Before you start with UCM, please make sure that you have installed UCM correctly by following the GPU Installation guide or NPU Installation guide.

Features Overview#

UCM supports two key features: Prefix Cache and Sparse attention.

Each feature supports both Offline Inference and Online API modes.

For quick start, just follow the usage guide below to launch your own inference experience;

For further research on Prefix Cache, more details are available via the link below:

Various Sparse Attention features are now available, try GSA Sparsity via the link below:

Usage#

Offline Inference

You can use our official offline example script to run offline inference as following commands:

cd examples/
# Change the model path to your own model path
export MODEL_PATH=/home/models/Qwen2.5-14B-Instruct
python offline_inference.py
OpenAI-Compatible Online API

For online inference , vLLM with our connector can also be deployed as a server that implements the OpenAI API protocol.

First, specify the python hash seed by:

export PYTHONHASHSEED=123456

Create a config yaml like following and save it to your own directory:

# UCM Configuration File Example
# Refer to file unified-cache-management/examples/ucm_config_example.yaml for more details
ucm_connector_name: "UcmNfsStore"

ucm_connector_config:
  storage_backends: "/mnt/test"

Run the following command to start the vLLM server with the Qwen/Qwen2.5-14B-Instruct model and your config file path:

# Change the model path to your own model path
export MODEL_PATH=/home/models/Qwen2.5-14B-Instruct
vllm serve ${MODEL_PATH} \
--served-model-name vllm_cpu_offload \
--max-model-len 20000 \
--tensor-parallel-size 2 \
--gpu_memory_utilization 0.87 \
--trust-remote-code \
--port 7800 \
--kv-transfer-config \
'{
    "kv_connector": "UCMConnector",
    "kv_connector_module_path": "ucm.integration.vllm.ucm_connector",
    "kv_role": "kv_both",
    "kv_connector_extra_config": {
        "UCM_CONFIG_FILE": "/workspace/unified-cache-management/examples/ucm_config_example.yaml"
    }
}'

If you see log as below:

INFO:     Started server process [32890]
INFO:     Waiting for application startup.
INFO:     Application startup complete.

Congratulations, you have successfully started the vLLM server with UCM!

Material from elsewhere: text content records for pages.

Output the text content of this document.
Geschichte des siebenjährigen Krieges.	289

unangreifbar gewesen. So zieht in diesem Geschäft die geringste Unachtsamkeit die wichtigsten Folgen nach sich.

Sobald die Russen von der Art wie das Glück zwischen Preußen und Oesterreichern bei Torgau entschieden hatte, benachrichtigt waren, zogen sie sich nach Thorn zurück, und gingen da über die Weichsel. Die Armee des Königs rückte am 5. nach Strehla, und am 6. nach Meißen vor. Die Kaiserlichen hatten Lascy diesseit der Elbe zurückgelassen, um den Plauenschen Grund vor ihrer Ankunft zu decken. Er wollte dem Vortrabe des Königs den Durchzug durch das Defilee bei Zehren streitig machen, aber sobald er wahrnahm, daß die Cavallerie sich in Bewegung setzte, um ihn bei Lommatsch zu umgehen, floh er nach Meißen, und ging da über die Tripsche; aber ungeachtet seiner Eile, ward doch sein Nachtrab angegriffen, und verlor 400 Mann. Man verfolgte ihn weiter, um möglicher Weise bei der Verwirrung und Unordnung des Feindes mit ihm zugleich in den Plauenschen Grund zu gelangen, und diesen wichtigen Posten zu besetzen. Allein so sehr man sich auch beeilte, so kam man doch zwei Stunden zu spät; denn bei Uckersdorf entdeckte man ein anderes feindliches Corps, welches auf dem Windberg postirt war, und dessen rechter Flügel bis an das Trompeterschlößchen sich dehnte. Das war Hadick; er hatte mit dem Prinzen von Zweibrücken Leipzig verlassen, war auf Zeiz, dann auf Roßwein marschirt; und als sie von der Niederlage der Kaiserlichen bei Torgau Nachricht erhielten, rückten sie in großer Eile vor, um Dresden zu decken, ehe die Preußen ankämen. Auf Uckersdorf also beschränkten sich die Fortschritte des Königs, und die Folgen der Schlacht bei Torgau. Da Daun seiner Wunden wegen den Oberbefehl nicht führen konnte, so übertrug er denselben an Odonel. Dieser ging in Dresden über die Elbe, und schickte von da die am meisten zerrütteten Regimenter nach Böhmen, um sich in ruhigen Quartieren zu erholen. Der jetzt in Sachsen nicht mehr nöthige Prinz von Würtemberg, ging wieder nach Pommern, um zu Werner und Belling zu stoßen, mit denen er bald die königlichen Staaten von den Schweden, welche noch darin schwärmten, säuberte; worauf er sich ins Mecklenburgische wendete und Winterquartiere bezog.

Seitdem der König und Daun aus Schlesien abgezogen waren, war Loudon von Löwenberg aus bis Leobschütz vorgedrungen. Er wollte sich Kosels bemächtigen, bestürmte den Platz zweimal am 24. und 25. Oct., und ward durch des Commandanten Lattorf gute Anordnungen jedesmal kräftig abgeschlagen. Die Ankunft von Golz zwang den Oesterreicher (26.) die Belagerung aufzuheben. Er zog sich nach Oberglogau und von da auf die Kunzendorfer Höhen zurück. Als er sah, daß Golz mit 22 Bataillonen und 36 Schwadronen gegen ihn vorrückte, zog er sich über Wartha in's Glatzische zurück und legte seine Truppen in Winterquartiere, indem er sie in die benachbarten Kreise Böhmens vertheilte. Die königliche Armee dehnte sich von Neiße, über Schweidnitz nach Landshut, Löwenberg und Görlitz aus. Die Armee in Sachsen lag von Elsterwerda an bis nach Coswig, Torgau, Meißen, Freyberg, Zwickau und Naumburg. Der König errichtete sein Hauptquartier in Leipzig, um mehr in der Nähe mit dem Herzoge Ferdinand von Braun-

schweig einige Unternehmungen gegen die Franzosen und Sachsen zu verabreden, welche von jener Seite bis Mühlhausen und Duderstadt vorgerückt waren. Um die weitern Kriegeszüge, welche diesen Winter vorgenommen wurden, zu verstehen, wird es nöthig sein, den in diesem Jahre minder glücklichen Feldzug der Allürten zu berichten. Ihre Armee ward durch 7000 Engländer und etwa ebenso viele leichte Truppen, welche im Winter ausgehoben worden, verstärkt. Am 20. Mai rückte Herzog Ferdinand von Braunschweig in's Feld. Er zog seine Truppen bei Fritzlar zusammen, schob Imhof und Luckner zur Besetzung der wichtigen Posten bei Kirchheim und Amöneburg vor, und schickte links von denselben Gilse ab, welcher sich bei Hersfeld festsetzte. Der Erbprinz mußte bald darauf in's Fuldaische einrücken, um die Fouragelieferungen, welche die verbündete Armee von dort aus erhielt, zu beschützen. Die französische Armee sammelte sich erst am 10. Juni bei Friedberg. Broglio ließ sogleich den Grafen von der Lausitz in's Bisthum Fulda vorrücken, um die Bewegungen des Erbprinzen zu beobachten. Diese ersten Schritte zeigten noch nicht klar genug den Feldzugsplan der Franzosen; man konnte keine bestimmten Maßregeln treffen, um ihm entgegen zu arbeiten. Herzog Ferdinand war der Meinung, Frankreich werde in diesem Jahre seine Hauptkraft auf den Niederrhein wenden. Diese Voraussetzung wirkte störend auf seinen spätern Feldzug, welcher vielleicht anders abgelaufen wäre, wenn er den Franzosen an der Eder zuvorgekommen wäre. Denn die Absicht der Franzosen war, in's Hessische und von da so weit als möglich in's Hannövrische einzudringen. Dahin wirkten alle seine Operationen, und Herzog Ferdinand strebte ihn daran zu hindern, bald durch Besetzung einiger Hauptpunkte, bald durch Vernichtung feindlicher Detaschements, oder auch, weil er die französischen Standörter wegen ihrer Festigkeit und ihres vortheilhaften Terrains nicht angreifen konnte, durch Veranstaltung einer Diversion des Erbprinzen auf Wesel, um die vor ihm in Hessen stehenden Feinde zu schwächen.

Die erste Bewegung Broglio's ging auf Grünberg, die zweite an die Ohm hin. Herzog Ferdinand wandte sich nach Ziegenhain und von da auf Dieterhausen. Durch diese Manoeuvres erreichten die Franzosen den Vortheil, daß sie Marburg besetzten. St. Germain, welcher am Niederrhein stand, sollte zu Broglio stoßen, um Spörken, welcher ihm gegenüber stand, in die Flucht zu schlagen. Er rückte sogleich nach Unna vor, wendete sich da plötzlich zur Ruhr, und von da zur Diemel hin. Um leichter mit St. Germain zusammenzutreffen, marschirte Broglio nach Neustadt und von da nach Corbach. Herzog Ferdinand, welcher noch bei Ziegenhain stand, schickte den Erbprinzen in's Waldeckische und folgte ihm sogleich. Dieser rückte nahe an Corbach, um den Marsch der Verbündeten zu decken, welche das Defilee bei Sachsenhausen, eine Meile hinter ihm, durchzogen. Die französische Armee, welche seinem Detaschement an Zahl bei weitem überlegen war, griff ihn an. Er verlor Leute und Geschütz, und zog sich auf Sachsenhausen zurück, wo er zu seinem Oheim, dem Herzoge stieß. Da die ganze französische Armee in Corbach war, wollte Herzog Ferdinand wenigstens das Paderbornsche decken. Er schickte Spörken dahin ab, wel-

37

After successfully started the vLLM server,You can interact with the API as following:

curl http://localhost:7800/v1/completions \
    -H "Content-Type: application/json" \
    -d '{
        "model": "vllm_cpu_offload",
        "prompt": "Shanghai is a",
        "max_tokens": 7,
        "temperature": 0
    }'

Note: If you want to disable vLLM prefix cache to test the cache ability of UCM, you can add --no-enable-prefix-caching to the command line.